Tuesday, March 06, 2012

Prison Inmate Media Interviews and Government

Phoenix, AZ—It should be obvious that with changes in laws, technology and court rules we have become a Police State. If you don’t think that’s the case look at those thousands of surveillance cameras or try to bring your own into a Federal building.

A genuine sign of this is how accused people and the media is obstructed from communication with each other.

We arrest and imprison people and sequester them from the prying eyes of the media. What it’s really about is preventing inmates from telling their troubles to the media. Government bureaucrats have clearly facilitated and enabled cover-ups by preventing the media from interviewing prisoners face to face.

The bureaucrats know that television won’t do a telephone interview because that media can only operate effectively with video. With a ban of face-to-face interviews the public will only see what these penal institutions want them to see.

From a simple human rights and fairness issue prisoners should be allowed access to the media to, express remorse, ask for forgiveness or to challenge the accusations made against them. In death penalty cases those condemned to die should have the ability to fight for their lives through video interviews.

Arizona and California precludes television interviews however Texas does not.

It’s really not much to ask for and claims that there is a security risk are purely bogus.
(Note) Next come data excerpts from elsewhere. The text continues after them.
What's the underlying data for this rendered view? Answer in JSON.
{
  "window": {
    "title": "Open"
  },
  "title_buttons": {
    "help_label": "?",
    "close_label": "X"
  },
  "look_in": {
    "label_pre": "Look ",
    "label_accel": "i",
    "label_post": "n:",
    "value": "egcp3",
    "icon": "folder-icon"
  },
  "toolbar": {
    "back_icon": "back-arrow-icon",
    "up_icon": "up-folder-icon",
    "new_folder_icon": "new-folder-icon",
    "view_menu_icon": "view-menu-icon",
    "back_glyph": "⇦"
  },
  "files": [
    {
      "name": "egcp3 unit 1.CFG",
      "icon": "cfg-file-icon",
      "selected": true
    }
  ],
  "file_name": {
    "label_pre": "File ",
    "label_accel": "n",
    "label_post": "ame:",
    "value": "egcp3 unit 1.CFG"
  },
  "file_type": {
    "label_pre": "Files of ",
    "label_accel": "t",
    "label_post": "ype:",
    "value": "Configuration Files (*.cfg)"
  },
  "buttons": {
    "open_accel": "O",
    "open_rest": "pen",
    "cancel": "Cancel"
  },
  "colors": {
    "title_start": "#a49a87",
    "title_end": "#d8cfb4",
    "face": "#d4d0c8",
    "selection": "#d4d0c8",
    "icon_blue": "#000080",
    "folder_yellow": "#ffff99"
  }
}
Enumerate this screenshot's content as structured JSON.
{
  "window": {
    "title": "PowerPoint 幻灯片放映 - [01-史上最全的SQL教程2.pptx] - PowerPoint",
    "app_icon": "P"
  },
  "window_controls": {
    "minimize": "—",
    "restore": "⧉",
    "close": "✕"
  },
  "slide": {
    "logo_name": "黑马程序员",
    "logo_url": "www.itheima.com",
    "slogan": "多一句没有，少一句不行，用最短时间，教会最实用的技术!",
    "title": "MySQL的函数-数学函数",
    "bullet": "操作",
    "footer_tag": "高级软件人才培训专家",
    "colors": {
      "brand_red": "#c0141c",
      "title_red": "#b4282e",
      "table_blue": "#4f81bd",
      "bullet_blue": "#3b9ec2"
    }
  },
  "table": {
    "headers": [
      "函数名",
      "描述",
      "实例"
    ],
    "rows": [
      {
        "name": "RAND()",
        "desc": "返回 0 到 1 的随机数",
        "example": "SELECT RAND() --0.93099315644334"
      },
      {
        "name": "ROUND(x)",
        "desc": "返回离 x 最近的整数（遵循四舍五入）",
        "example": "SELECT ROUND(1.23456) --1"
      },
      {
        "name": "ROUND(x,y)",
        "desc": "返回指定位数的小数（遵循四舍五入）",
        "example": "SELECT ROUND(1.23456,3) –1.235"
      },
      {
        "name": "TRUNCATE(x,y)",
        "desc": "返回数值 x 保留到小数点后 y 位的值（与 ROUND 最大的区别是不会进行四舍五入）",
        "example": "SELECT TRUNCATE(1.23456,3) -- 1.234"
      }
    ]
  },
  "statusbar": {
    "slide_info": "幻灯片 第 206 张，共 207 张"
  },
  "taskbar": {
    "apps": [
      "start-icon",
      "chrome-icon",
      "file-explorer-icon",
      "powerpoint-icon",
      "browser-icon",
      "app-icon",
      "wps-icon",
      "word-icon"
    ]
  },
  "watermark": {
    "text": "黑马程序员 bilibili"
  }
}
If they were that concerned they could facilitate Skype.com interviews. The bureaucrats are afraid of exposure for their own deeds and nothing more.

The last issue here concerns crime victims. Not every crime victim is a victim. Many people are designated as victims simply because they successfully misled authorities and gave false testimony against people they accused. The claim of protecting victims from reliving their bad experiences watching prison inmates in news programing is pathetic to say the least.

Is anyone somehow damaged if we allow some condemned soul to beg for their life in a broadcast video interview? Must we be void of any humanity?

All prison and jail inmates deserve the right to have total voluntary access to journalists of every medium.


Anonymous said...

The guy in that picture looks like the definition of "criminal" to me. I'd hate to see him coming at me in a dark alley if I was unarmed.

Crimefile said...

I like your comment that that guy was scary. Ted Bundy had a great smile and looked harmless.